Article 86 / shared responsibility — every successful response carries a JWT signed by Meridian Blue's control plane partitioning responsibility between provider, deployer, and Meridian. Verify it server-side when you persist the response so an audit trail can later prove who was responsible for what at the moment of generation.
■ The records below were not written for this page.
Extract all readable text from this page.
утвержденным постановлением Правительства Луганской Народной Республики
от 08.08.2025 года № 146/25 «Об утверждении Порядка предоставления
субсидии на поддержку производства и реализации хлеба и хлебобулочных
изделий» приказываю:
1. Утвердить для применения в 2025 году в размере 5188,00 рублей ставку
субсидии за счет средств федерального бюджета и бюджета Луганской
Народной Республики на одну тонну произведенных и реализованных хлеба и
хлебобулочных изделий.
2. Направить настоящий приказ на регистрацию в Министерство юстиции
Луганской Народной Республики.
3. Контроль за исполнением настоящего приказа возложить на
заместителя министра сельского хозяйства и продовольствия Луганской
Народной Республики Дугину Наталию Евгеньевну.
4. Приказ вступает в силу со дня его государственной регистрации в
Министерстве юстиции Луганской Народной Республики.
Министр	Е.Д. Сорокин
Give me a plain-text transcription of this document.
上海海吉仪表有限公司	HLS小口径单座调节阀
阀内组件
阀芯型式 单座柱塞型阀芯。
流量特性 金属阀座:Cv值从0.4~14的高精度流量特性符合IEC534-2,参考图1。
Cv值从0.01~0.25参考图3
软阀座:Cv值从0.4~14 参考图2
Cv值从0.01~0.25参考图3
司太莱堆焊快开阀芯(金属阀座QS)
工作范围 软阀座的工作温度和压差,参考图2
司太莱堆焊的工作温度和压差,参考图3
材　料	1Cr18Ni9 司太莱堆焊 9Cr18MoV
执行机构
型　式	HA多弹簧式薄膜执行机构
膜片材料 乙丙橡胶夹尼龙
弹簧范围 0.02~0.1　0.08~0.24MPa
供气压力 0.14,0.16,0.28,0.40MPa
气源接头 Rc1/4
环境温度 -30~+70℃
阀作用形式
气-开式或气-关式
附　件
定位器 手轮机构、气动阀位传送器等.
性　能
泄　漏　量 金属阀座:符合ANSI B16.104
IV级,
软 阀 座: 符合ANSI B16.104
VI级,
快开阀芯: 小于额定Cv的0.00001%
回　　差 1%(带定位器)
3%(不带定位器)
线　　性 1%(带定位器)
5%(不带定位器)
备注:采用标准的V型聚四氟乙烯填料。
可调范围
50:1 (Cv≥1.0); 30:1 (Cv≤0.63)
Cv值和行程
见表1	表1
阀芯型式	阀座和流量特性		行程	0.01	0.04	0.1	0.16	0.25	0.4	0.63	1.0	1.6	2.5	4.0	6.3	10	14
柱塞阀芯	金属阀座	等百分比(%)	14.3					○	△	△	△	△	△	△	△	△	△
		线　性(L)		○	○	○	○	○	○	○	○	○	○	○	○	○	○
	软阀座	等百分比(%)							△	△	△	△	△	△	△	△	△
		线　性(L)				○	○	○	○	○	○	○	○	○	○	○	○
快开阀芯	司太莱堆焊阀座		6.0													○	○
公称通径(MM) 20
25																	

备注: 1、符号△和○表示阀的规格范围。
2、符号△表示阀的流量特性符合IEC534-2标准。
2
The token is a top-level string (not nested in another object) so log scrapers can grep for it by name. Claims include iss, aud (the request id), jti, iat, exp, plus Meridian-namespaced claims describing the routing decision and the deployer's signed policy version that approved it.

truncation

Appears only when auto_truncate: true was set on the request and the prompt exceeded the chosen model's context window. The receipt is also surfaced as the X-Meridian-Truncated header.

FieldTypeDescription
original_tokensnumberToken count before truncation.
truncated_tokensnumberToken count after truncation (≤ model context window).
strategystringStrategy applied — typically middle_out (drop oldest non-system messages first).

free_quota_reminder

Surfaces an in-band countdown when the user is in the trailing 20 of their daily free request quota (responses 181 through 200 with the spec's 200/day default). Helps client UIs nudge the user toward a paid plan before the hard wall hits. Absent on every other response.

FieldTypeDescription
remainingnumberFree requests remaining after this response is counted. Hits 0 on the 200th of the day.
daily_limitnumberDaily free quota cap for the user's tier (200 by default).
messagestringPlain-text upsell ready to surface in your UI. Tail copy varies: users with credit balance see "Use a paid model to continue your experience"; users without credits see "Add funds to your account to use paid models once your daily free requests are exhausted." No emojis.

dry_run

Boolean (always true when present). Set on responses to requests that carried the X-Meridian-Dry-Run: true header — those return the routing decision, risk_classification, and explainability envelope but do not call the upstream provider, do not bill the caller, and emit an empty choices: []. Use this for CI checks ("would this prompt make it through the policy?") and dashboard explainability previews.

Client handling

The extension fields are additive — you don't have to consume any of them. Most teams pull two values into their own logs:

  • billing.cost for cross-checking against the dashboard usage export.
  • billing.isFallback to track per-tenant upstream provider reliability.

If you need the same routing info at the HTTP level (so a proxy or log scraper doesn't have to parse the body), every field above also appears as an X-Meridian-* response header — see Headers.